All Night Longg by Shimlli Basu
Adapted from Badal Sircar’s play Saararattir, Shimlli was clear from the start that she wanted to stage it in a haunted house. Though she had a clear vision for the play’s design, she was open to what her collaborators brought to the table, and they all ended up bringing their unique flavours to the play. The theme of infidelity really drew her in, and engaging with the text further challenged her tendency of seeing things in binaries.
She admits that at first, she was shying away from some of her choices and that the play underwent significant editing as a result. She sensed that there was some discomfort because the play had heavy stage design and had musical elements to it.

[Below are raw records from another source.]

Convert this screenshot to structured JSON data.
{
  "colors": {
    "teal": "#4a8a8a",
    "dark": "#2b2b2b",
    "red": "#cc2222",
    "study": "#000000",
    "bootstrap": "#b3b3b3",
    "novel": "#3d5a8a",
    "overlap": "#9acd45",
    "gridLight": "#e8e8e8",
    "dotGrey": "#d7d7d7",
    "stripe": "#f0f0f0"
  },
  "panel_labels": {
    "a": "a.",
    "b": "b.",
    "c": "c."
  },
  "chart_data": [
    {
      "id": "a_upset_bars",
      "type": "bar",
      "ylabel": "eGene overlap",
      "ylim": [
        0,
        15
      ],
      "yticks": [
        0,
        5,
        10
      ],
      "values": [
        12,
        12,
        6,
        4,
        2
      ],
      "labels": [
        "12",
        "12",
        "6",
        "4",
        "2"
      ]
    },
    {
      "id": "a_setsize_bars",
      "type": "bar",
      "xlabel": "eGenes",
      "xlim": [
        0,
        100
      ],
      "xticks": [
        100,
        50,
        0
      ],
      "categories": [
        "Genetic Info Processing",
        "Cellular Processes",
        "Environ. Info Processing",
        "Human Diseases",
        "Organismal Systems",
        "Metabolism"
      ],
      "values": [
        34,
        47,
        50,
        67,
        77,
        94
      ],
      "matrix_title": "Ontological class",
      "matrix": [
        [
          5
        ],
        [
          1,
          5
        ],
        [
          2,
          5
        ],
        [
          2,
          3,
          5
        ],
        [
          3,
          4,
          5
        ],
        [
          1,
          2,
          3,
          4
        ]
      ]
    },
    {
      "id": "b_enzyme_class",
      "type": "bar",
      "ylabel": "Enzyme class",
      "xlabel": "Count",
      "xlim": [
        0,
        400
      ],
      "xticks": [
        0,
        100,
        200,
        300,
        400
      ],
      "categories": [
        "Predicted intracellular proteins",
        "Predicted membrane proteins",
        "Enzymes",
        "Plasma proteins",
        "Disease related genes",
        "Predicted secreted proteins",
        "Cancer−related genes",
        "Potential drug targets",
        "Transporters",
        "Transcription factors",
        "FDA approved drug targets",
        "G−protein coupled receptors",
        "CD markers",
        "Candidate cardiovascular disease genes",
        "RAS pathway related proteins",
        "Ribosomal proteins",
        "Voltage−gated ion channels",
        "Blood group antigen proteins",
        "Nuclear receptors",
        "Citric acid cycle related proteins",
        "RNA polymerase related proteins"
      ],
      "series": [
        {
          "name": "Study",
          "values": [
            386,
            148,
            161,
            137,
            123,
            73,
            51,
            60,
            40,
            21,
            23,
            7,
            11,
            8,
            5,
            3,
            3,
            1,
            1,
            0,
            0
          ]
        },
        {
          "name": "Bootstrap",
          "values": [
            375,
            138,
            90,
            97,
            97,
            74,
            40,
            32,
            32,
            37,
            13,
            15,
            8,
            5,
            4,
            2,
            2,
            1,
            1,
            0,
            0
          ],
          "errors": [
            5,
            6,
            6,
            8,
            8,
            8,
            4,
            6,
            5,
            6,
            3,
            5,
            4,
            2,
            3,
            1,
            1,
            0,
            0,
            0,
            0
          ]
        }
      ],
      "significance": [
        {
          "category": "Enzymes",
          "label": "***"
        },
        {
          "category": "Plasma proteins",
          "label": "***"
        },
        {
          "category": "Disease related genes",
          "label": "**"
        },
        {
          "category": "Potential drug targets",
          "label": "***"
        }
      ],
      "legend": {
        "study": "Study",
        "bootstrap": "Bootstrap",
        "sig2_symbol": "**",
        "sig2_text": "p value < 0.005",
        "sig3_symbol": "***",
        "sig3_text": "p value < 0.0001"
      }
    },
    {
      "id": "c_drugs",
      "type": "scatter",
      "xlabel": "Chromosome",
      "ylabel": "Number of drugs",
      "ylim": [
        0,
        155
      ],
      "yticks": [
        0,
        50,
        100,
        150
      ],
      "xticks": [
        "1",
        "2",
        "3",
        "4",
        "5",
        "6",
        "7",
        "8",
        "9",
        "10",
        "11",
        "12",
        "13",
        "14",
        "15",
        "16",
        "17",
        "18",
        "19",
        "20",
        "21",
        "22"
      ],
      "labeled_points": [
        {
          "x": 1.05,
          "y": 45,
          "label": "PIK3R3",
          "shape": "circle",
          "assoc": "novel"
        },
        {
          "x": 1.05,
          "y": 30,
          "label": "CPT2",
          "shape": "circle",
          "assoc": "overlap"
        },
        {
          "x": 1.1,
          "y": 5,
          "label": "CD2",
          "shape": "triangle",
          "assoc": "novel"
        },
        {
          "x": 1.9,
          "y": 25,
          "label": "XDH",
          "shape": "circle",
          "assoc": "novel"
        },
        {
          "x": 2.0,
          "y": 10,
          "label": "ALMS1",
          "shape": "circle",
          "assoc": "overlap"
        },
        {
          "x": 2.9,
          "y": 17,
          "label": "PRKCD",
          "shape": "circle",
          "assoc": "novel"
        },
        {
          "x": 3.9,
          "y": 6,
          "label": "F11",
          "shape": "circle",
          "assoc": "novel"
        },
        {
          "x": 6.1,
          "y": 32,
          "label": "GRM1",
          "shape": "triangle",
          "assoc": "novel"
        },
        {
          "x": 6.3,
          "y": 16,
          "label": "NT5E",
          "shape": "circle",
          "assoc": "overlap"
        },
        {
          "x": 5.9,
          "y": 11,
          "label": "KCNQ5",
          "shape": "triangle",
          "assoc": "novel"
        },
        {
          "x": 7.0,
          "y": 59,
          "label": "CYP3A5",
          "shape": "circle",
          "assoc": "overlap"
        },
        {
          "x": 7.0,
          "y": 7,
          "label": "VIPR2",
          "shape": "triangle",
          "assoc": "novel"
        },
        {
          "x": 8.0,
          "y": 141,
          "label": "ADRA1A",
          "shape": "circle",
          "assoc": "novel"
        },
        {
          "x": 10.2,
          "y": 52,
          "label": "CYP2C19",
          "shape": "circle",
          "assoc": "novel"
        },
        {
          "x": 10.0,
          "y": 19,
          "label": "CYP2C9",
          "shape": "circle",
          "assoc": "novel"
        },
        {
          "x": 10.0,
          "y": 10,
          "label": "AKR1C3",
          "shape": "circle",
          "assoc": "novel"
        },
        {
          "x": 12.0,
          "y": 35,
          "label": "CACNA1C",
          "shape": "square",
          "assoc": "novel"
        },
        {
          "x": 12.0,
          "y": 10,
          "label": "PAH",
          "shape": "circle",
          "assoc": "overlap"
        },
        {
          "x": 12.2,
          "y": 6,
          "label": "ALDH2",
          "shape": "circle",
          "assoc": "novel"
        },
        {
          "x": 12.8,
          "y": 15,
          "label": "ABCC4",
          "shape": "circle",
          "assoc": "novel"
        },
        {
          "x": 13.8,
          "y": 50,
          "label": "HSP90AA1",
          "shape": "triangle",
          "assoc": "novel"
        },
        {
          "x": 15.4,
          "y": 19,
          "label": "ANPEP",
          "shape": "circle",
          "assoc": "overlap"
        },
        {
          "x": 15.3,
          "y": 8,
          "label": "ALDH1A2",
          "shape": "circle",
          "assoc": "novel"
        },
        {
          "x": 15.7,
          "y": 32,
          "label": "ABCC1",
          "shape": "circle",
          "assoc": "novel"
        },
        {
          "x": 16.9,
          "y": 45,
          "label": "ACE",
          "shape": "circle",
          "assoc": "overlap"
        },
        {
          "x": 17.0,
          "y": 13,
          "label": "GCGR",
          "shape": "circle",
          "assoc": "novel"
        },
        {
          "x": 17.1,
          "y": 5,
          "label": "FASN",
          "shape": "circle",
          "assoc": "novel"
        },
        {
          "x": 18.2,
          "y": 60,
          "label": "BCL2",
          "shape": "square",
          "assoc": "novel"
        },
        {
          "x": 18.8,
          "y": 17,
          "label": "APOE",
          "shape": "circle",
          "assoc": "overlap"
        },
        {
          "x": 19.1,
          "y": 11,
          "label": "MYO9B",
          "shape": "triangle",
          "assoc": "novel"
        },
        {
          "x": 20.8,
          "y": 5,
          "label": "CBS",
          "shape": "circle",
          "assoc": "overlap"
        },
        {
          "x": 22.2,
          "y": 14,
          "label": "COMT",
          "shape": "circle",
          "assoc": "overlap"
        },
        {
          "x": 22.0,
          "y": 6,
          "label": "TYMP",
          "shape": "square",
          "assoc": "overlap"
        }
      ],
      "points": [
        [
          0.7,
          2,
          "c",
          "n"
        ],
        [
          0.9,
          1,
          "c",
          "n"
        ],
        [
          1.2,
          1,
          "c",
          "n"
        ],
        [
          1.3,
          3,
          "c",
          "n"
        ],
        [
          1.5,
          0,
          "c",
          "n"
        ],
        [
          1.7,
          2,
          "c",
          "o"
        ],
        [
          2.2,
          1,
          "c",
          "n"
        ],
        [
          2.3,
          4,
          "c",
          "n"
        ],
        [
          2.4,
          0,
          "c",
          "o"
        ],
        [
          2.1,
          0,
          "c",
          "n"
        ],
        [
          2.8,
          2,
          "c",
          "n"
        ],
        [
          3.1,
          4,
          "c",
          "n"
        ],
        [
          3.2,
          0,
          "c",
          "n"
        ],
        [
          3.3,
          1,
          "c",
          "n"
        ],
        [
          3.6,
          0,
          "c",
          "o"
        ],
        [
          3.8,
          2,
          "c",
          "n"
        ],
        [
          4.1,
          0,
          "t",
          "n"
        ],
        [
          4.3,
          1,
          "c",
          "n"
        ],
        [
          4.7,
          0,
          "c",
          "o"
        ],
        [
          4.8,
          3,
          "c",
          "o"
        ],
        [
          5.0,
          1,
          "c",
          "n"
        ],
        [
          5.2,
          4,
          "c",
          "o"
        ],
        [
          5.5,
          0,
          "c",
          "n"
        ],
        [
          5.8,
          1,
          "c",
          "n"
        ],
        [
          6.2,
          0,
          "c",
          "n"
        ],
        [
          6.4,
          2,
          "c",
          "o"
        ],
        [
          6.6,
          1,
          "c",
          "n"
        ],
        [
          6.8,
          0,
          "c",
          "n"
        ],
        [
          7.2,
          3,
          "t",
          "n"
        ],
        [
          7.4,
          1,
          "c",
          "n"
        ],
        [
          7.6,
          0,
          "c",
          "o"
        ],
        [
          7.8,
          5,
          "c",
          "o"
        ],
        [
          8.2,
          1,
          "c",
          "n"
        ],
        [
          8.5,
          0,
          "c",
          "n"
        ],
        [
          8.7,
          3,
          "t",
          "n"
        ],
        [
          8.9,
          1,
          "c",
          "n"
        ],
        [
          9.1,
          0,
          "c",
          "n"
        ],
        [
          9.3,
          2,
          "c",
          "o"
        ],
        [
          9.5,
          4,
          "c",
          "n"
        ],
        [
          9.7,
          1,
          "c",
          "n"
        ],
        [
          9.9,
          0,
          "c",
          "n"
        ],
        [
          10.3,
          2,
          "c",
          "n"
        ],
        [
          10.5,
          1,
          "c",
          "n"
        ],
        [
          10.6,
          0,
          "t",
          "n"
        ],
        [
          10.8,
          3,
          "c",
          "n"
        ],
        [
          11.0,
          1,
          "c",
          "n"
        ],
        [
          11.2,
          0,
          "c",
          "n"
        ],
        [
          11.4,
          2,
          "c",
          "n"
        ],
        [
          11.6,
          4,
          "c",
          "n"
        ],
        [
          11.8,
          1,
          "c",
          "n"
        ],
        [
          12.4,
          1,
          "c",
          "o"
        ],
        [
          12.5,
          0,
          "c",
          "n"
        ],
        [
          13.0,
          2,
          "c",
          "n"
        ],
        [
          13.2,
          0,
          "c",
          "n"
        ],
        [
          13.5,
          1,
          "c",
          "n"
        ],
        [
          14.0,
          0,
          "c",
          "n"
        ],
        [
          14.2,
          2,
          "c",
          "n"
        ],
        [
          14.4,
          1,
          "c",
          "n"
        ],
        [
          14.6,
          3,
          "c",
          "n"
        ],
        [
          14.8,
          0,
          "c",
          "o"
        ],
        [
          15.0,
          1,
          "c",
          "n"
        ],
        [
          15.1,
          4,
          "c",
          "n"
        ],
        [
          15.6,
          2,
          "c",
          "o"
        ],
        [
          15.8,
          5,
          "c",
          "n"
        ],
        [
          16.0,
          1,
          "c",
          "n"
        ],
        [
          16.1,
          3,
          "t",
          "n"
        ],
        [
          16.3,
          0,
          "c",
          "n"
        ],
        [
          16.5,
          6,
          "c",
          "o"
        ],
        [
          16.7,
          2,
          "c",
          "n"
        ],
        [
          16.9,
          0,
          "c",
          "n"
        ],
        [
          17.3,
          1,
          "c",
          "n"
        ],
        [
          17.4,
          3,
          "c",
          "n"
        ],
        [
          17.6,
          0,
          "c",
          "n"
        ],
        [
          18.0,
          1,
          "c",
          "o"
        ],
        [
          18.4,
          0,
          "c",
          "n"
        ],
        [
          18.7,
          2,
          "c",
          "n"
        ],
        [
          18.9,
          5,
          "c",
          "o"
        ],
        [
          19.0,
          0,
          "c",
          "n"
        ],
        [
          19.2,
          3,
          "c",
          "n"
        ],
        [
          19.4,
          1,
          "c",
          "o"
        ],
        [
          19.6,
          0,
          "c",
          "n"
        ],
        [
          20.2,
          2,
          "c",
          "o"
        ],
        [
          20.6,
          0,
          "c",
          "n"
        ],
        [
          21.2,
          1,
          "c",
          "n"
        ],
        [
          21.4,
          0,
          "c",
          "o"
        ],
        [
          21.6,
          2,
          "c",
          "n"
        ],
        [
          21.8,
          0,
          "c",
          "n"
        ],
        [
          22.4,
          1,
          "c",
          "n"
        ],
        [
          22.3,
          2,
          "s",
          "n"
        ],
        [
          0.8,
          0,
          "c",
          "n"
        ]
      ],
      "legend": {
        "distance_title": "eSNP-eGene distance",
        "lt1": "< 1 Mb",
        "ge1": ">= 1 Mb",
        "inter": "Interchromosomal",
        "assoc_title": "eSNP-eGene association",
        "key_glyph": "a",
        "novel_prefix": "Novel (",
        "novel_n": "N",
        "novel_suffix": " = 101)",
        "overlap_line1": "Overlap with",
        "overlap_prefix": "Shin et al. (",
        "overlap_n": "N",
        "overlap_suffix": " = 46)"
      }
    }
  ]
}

But it was after the zeroth show, that she truly began believing in the choices she made, even when some people didn’t understand them or found them unconventional. “The one thing I think I can improve upon as a director is to come up with a common language, which works for all the collaborators and the play as a whole,” she reflects.
I Killed My Mother, It Wasn’t My Fault by Mallika Shah
The play was inspired by a poem Mallika wrote after a family argument that left everyone upset. This made her wonder what it would be like to break free from their controlling influence and live life on her own terms. She worked on the play during a six-month-long workshop with the Indian Ensemble, and the grant she received from DSM provided the structure and motivation needed to finish it.
“When hiring actors, I was determined to not just work with friends, and hence I kept open auditions for the play and tried to get as many people as I could,” she says. Mallika also wanted to keep things as open and accessible to all as possible to align with KathaSiyah’s (one of the play’s producers) core values. She wanted to create a rehearsal room that she never had: where things were professional yet open, where one could ask questions. During the process, Mallika was determined to lead by example and to practice what she preached.
Initially, Mallika was undecided whether she should direct the play or act in it as well. “However, I then realized that there are limited opportunities for directing in our industry, and I might not get another chance,” she says, “Not many people are commissioning things out to be directed by other people, so I decided to take on the challenge and not shy away from it, despite feeling scared. Ultimately, it was a wise decision to not act in the play, as it allowed me to focus solely on my role as the director and not switch back and forth between the two roles.”
During the process of making the play, Mallika, as a director, made creative decisions, questioned them, but also stayed firm with those decisions, which doesn’t come naturally to her. To be able to do it without shame, was a huge learning for her personally.
From the initial inspiration to the final performance, the journey of bringing a play alive is filled with challenges, discoveries, and growth. While the learnings are many, it’s only by actively participating in the process that one can truly understand and appreciate the hard work and dedication that goes into making a play work. Through sharing these experiences, we hope to inspire future generations of theatre-makers to express what’s within them fearlessly and to stop waiting for the “right time” to do so.